Seus dias ficaram cinzas. Não é clichê, para ele o mundo era feito somente por uma paleta opaca de cor cinza. Seus olhos dirigiam-se para baixo como quem, com lanternas, quer iluminar os passos em uma noite de lua minguante. Sua voz emudecera, já não via motivos para cantarolar. Dia desses sua mãe o viu bambolear os dedos no cós da bermuda, como quem desejava encontrar um abrigo fofinho entre o abdome e o seu jeans. Já não sentia prazer na gelatina colorida da vovó. A cada dia sua pele “esfarinhava”. Sua alma se fazia como grãos de areia lançados ao léu em um dia de tempestade de muitos “knots”. “Babacas!”, era o que se ouvia entre os dentes.
Ele tinha a pele manchada de branco, “buracos” intermináveis malhavam sua pele “moreno jambo”. Era duro olhar-se no espelho e não ser “normal”.
Com o passar dos dias a mãe descobriu: Ele sofria com os apelidos na escola, de meninos e meninas sórdidos. Incansavelmente, como uma goteira à meia noite, atormentavam sua vida. Por óbvio sua vida social era limitada ao cão da família, uma Border Collie dócil como um mel.
A dor pela incapacidade em resolver o problema acometeu essa mãe. Suas lágrimas brotavam a cada olhar cinza de seu filho, a cada rugido não emitido, a cada história engolida e não contada. “O que fazer, meu Deus?” Sem efetivamente um auxílio real, seja social, seja institucional, trocou-o de escola. Não resolveu. O problema era endêmico.
O dia era 15, o mês era janeiro, o ano 2024, a Lei era 14.811/2024. Essa lei tornava crime a prática do bullying. “Agora a coisa vai para frente”, pensou essa mãe. “Nunca mais irão importunar a criança.”
Distraída, esqueceu-se que o “nunca” é um advérbio de uma eternidade inteira, é muito tempo quando se trata de uma vida limitada pelo próprio Tempo. “Nunca” é retirar do mundo dos vivos todas as possibilidades, positivas ou negativas.
Não deu outra. O “nunca” não chegou. A voz se calou. Achavam que por ato legislativo, vindo lá de cima, tudo mudaria. Mal sabiam que não se corrige problemas históricos com soluções midiáticas e terceirizadas. Problemas históricos se medem e resolvem com ações igualmente históricas.

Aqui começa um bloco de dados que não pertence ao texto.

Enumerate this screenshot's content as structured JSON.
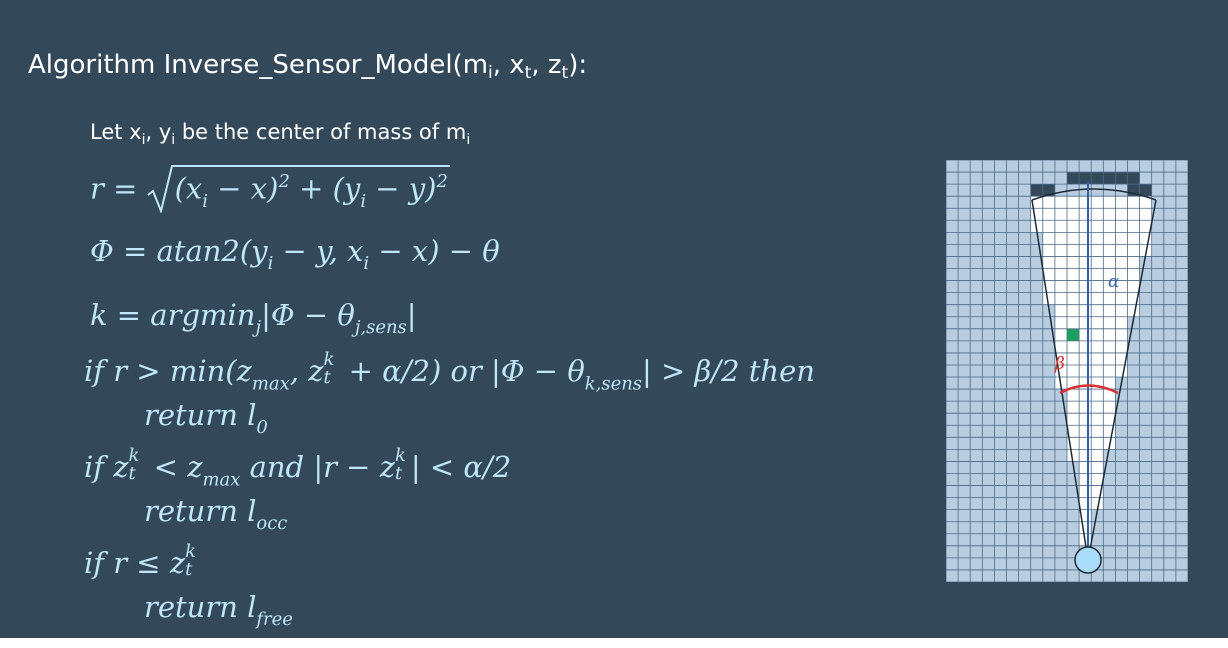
{
  "title": {
    "prefix": "Algorithm Inverse_Sensor_Model(m",
    "sub_m": "i",
    "sep1": ", x",
    "sub_x": "t",
    "sep2": ", z",
    "sub_z": "t",
    "suffix": "):"
  },
  "intro": {
    "part1": "Let x",
    "sub1": "i",
    "part2": ", y",
    "sub2": "i",
    "part3": " be the center of mass of m",
    "sub3": "i"
  },
  "equations": {
    "r_line": {
      "lhs": "r =",
      "radicand": "(x",
      "i1": "i",
      "mid1": " − x)",
      "pow1": "2",
      "plus": " + (y",
      "i2": "i",
      "mid2": " − y)",
      "pow2": "2"
    },
    "phi_line": {
      "text_a": "Φ = atan2(y",
      "sub_a": "i",
      "text_b": " − y, x",
      "sub_b": "i",
      "text_c": " − x) − θ"
    },
    "k_line": {
      "text_a": "k = argmin",
      "sub_a": "j",
      "text_b": "|Φ − θ",
      "sub_b": "j,sens",
      "text_c": "|"
    },
    "if1": {
      "text_a": "if r > min(z",
      "sub_a": "max",
      "text_b": ", z",
      "sup_b": "k",
      "sub_b": "t",
      "text_c": " + α/2) or |Φ − θ",
      "sub_c": "k,sens",
      "text_d": "| > β/2  then"
    },
    "ret1": {
      "text": "return l",
      "sub": "0"
    },
    "if2": {
      "text_a": "if z",
      "sup_a": "k",
      "sub_a": "t",
      "text_b": " < z",
      "sub_b": "max",
      "text_c": " and |r − z",
      "sup_c": "k",
      "sub_c": "t",
      "text_d": "| < α/2"
    },
    "ret2": {
      "text": "return  l",
      "sub": "occ"
    },
    "if3": {
      "text_a": "if r ≤ z",
      "sup_a": "k",
      "sub_a": "t"
    },
    "ret3": {
      "text": "return  l",
      "sub": "free"
    }
  },
  "figure": {
    "alpha_label": "α",
    "beta_label": "β",
    "colors": {
      "background": "#33495a",
      "grid_fill": "#b9cde0",
      "grid_line": "#4d6a85",
      "free_cell": "#ffffff",
      "occupied_cell": "#33495a",
      "target_cell": "#1aa160",
      "beam_line": "#2f5fa8",
      "beta_arc": "#d93232",
      "robot": "#a9dcf7"
    }
  }
}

O tempo passou. E a gente sabe, as possibilidades geradas pelas conexões que o ser humano pode fazer são incomensuráveis. O ano já era 2044. Ele já era um homem feito e refeito, um super empresário do ramo de tecnologia cibernética, tornou-se grande combatente de crimes cibernéticos especialmente contra crianças e adolescentes. Casou-se, teve três filhos. Suas marcas tornaram-se sua Marca!
Ao olhar para trás encontrava no seu presente a espinha dorsal de quem ele é. Ao olhar as pegadas ao seu redor, aquelas que lhe faziam companhia naquele tempo cinza, hoje, encontrava nessas pegadas os encarcerados, presos nos calabouços, os “Babacas”. Eles são aqueles que, em razão de soluções midiáticas, tornaram-se vítimas do nada existencial da torpeza das próprias idiossincrasias.